I giudici hanno evidenziato che la formulazione dell’art. 613 c.p.p. non lascia spazio a interpretazioni diverse. La presentazione di un ricorso da parte di un soggetto non autorizzato dalla legge costituisce un vizio insanabile che impedisce alla Corte di esaminare il merito delle censure sollevate. Di conseguenza, l’atto è stato considerato tamquam non esset, ovvero come se non fosse mai stato presentato.
Le Conclusioni
La declaratoria di inammissibilità ha comportato conseguenze significative per il ricorrente. In applicazione dell’articolo 616 del codice di procedura penale, la Corte lo ha condannato al pagamento delle spese del procedimento e al versamento di una somma di tremila euro in favore della Cassa delle ammende. Questa pronuncia serve da monito: nel processo penale, e in particolare nel giudizio di legittimità, il rispetto delle forme e delle competenze tecniche è un requisito imprescindibile. Affidarsi a un difensore specializzato non è solo un’opzione, ma un obbligo di legge la cui violazione preclude ogni possibilità di far valere le proprie ragioni davanti alla Suprema Corte.

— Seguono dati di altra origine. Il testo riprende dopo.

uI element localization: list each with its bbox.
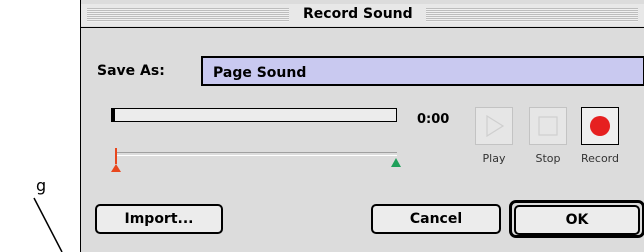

Un imputato può presentare personalmente un ricorso per cassazione in materia penale?
No. A seguito della riforma introdotta con la legge n. 103 del 2017, l’art. 613 del codice di procedura penale stabilisce che il ricorso per cassazione deve essere proposto esclusivamente da un difensore iscritto all’albo speciale della Corte di Cassazione. Un ricorso presentato personalmente dall’imputato è inammissibile.

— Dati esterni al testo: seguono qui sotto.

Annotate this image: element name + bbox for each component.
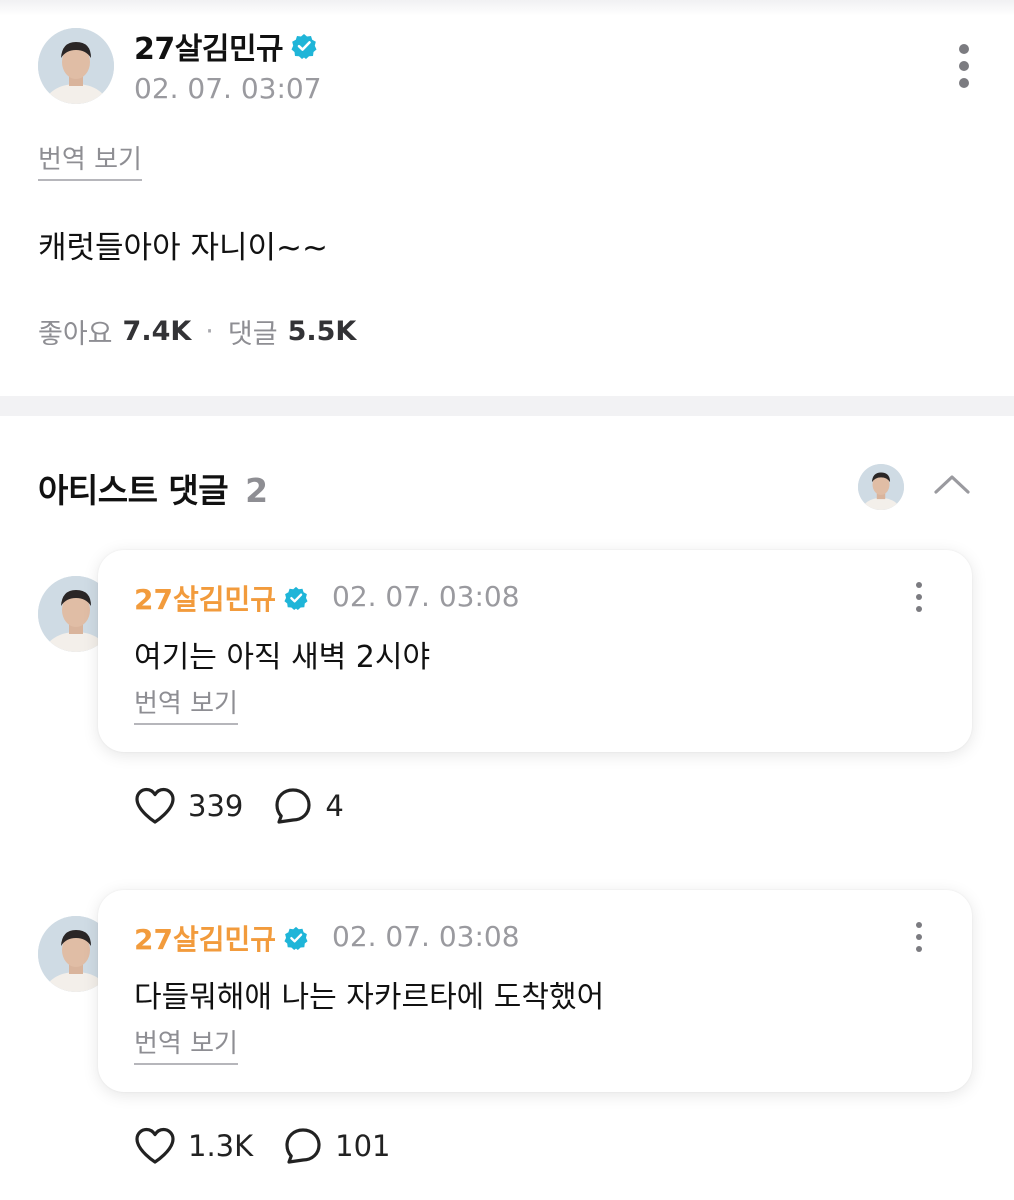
- comment-author-name[interactable]: 27살김민규: [134, 578, 308, 618]
- post-author-name-text: 27살김민규: [134, 32, 284, 67]
- like-count: 339: [188, 789, 244, 823]
- artist-comments-title: 아티스트 댓글 2: [38, 464, 268, 512]
- chevron-up-icon[interactable]: [930, 470, 974, 498]
- more-dot: [916, 946, 922, 952]
- comment-more-icon[interactable]: [910, 922, 928, 952]
- reply-count: 4: [325, 789, 344, 823]
- more-dot: [916, 582, 922, 588]
- like-count: 1.3K: [188, 1129, 254, 1163]
- post-translate-link[interactable]: 번역 보기: [38, 146, 142, 181]
- section-divider: [0, 396, 1014, 416]
- likes-label: 좋아요: [38, 319, 113, 350]
- comment-translate-link[interactable]: 번역 보기: [134, 1030, 238, 1065]
- more-dot: [916, 922, 922, 928]
- more-dot: [959, 61, 969, 71]
- comment-card: 27살김민규 02. 07. 03:08 다들뭐해애 나는 자카르타에 도착했어…: [98, 890, 972, 1092]
- verified-badge-icon: [284, 586, 308, 610]
- post-body-text: 캐럿들아아 자니이~~: [38, 230, 328, 266]
- likes-count[interactable]: 7.4K: [123, 316, 192, 347]
- comment-author-name-text: 27살김민규: [134, 583, 277, 616]
- reply-count: 101: [335, 1129, 391, 1163]
- post-author-avatar[interactable]: [38, 28, 114, 104]
- post-timestamp: 02. 07. 03:07: [134, 72, 322, 105]
- comment-translate-link[interactable]: 번역 보기: [134, 690, 238, 725]
- comment-text: 다들뭐해애 나는 자카르타에 도착했어: [134, 980, 605, 1015]
- more-dot: [959, 44, 969, 54]
- more-dot: [959, 78, 969, 88]
- comment-author-name[interactable]: 27살김민규: [134, 918, 308, 958]
- comment-author-name-text: 27살김민규: [134, 923, 277, 956]
- more-dot: [916, 594, 922, 600]
- artist-avatar-small[interactable]: [858, 464, 904, 510]
- post-author-name[interactable]: 27살김민규: [134, 24, 317, 68]
- comment-more-icon[interactable]: [910, 582, 928, 612]
- verified-badge-icon: [284, 926, 308, 950]
- comments-count[interactable]: 5.5K: [288, 316, 357, 347]
- artist-comments-title-text: 아티스트 댓글: [38, 471, 229, 510]
- comments-label: 댓글: [227, 319, 278, 350]
- speech-bubble-icon[interactable]: [283, 1126, 323, 1166]
- more-dot: [916, 934, 922, 940]
- comment-actions: 1.3K 101: [134, 1126, 391, 1166]
- verified-badge-icon: [291, 33, 317, 59]
- heart-outline-icon[interactable]: [134, 786, 176, 826]
- more-dot: [916, 606, 922, 612]
- comment-card: 27살김민규 02. 07. 03:08 여기는 아직 새벽 2시야 번역 보기: [98, 550, 972, 752]
- comment-timestamp: 02. 07. 03:08: [332, 580, 520, 613]
- post-stats: 좋아요 7.4K · 댓글 5.5K: [38, 312, 356, 351]
- stats-separator: ·: [205, 316, 214, 347]
- post-more-icon[interactable]: [952, 44, 976, 88]
- artist-comments-count: 2: [245, 471, 268, 510]
- comment-actions: 339 4: [134, 786, 344, 826]
- heart-outline-icon[interactable]: [134, 1126, 176, 1166]
- top-shade: [0, 0, 1014, 16]
- comment-text: 여기는 아직 새벽 2시야: [134, 640, 431, 675]
- comment-timestamp: 02. 07. 03:08: [332, 920, 520, 953]
- speech-bubble-icon[interactable]: [273, 786, 313, 826]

Quali sono le conseguenze se un ricorso per cassazione viene dichiarato inammissibile?
In base all’art. 616 del codice di procedura penale, la parte che ha proposto il ricorso inammissibile viene condannata al pagamento delle spese processuali e di una somma pecuniaria in favore della Cassa delle ammende. Nel caso di specie, tale somma è stata fissata in euro tremila.
Perché il ricorso in questione è stato giudicato inammissibile?

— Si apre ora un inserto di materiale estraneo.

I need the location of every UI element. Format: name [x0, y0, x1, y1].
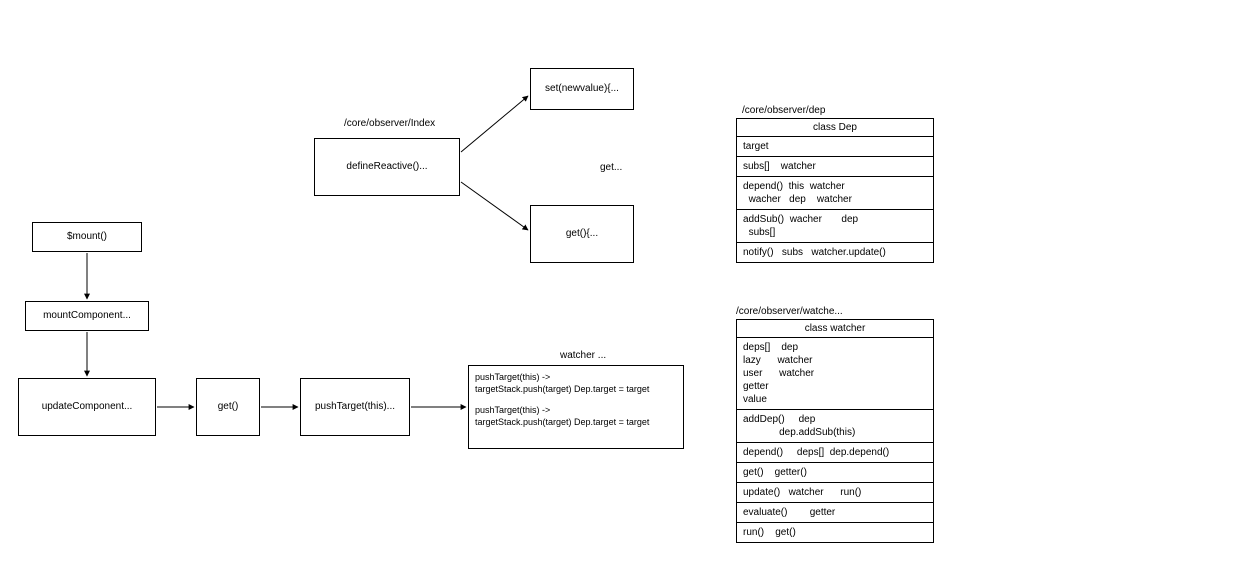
watcher-get: get() getter(): [737, 463, 933, 483]
box-updateComponent: updateComponent...: [18, 378, 156, 436]
line: targetStack.push(target) Dep.target = ta…: [475, 417, 677, 429]
watcher-title: class watcher: [737, 320, 933, 338]
box-pushTarget-detail: pushTarget(this) -> targetStack.push(tar…: [468, 365, 684, 449]
label-watcher-path: /core/observer/watche...: [736, 306, 843, 318]
dep-notify: notify() subs watcher.update(): [737, 243, 933, 262]
label-dep-path: /core/observer/dep: [742, 105, 825, 117]
label-watcher: watcher ...: [560, 350, 606, 362]
line: targetStack.push(target) Dep.target = ta…: [475, 384, 677, 396]
box-getfn: get(){...: [530, 205, 634, 263]
dep-target: target: [737, 137, 933, 157]
watcher-evaluate: evaluate() getter: [737, 503, 933, 523]
watcher-addDep: addDep() dep dep.addSub(this): [737, 410, 933, 443]
label-observer-index: /core/observer/Index: [344, 118, 435, 130]
text: set(newvalue){...: [545, 83, 619, 95]
box-mountComponent: mountComponent...: [25, 301, 149, 331]
dep-depend: depend() this watcher wacher dep watcher: [737, 177, 933, 210]
text: mountComponent...: [43, 310, 131, 322]
watcher-update: update() watcher run(): [737, 483, 933, 503]
table-watcher: class watcher deps[] dep lazy watcher us…: [736, 319, 934, 543]
box-mount: $mount(): [32, 222, 142, 252]
dep-addSub: addSub() wacher dep subs[]: [737, 210, 933, 243]
text: updateComponent...: [42, 401, 133, 413]
text: $mount(): [67, 231, 107, 243]
text: get(): [218, 401, 239, 413]
line: pushTarget(this) ->: [475, 372, 677, 384]
watcher-run: run() get(): [737, 523, 933, 542]
line: pushTarget(this) ->: [475, 405, 677, 417]
dep-title: class Dep: [737, 119, 933, 137]
box-set: set(newvalue){...: [530, 68, 634, 110]
box-get: get(): [196, 378, 260, 436]
dep-subs: subs[] watcher: [737, 157, 933, 177]
label-get: get...: [600, 162, 622, 174]
watcher-depend: depend() deps[] dep.depend(): [737, 443, 933, 463]
table-dep: class Dep target subs[] watcher depend()…: [736, 118, 934, 263]
watcher-props: deps[] dep lazy watcher user watcher get…: [737, 338, 933, 410]
box-defineReactive: defineReactive()...: [314, 138, 460, 196]
box-pushTarget: pushTarget(this)...: [300, 378, 410, 436]
text: pushTarget(this)...: [315, 401, 395, 413]
text: defineReactive()...: [346, 161, 427, 173]
text: get(){...: [566, 228, 598, 240]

Il ricorso è stato dichiarato inammissibile perché l’imputato lo ha proposto personalmente, violando la regola che impone l’assistenza di un avvocato cassazionista. L’imputato è stato quindi considerato un “soggetto non legittimato” a compiere tale atto processuale.
Testo del provvedimento
Ordinanza di Cassazione Penale Sez. 2 Num. 10746 Anno 2025
Penale Ord. Sez. 2 Num. 10746 Anno 2025
Presidente: COGNOME NOME
Relatore: COGNOME
Data Udienza: 25/02/2025
ORDINANZA
sul ricorso proposto da: NOME COGNOME nato a SAN SEVERO il 11/09/1960 avverso la sentenza del 28/11/2023 della CORTE di APPELLO di BARI udita la relazione svolta dal Consigliere NOME COGNOME.
RITENUTO IN FATTO E CONSIDERATO IN DIRITTO
La Corte di appello di Bari confermava la condanna di NOME COGNOME per i reati allo stesso ascritti.
A vverso tale sentenza proponeva ricorso per cassazione l’imputato personalmente in data 11 dicembre 2023.
Il ricorso è inammissibile in quanto proposto da soggetto non legittimato ai sensi dell’art. 613 cod. proc. pen. nella formulazione introdotta con la legge n. 103 del 2017 entrata in vigore il 3 agosto 2017.
A lla dichiarata inammissibilità del ricorso consegue, per il disposto dell’ art. 616 cod. proc. pen., la condanna del ricorrente al pagamento delle spese processuali nonché al
versamento, in favore della Cassa delle ammende, di una somma che si determina equitativamente in euro tremila.
P.Q.M.
Dichiara inammissibile il ricorso e condanna il ricorrente al pagamento delle spese processuali e della somma di euro tremila in favore della Cassa delle ammende.
Così deciso, il giorno 25 febbraio 2025.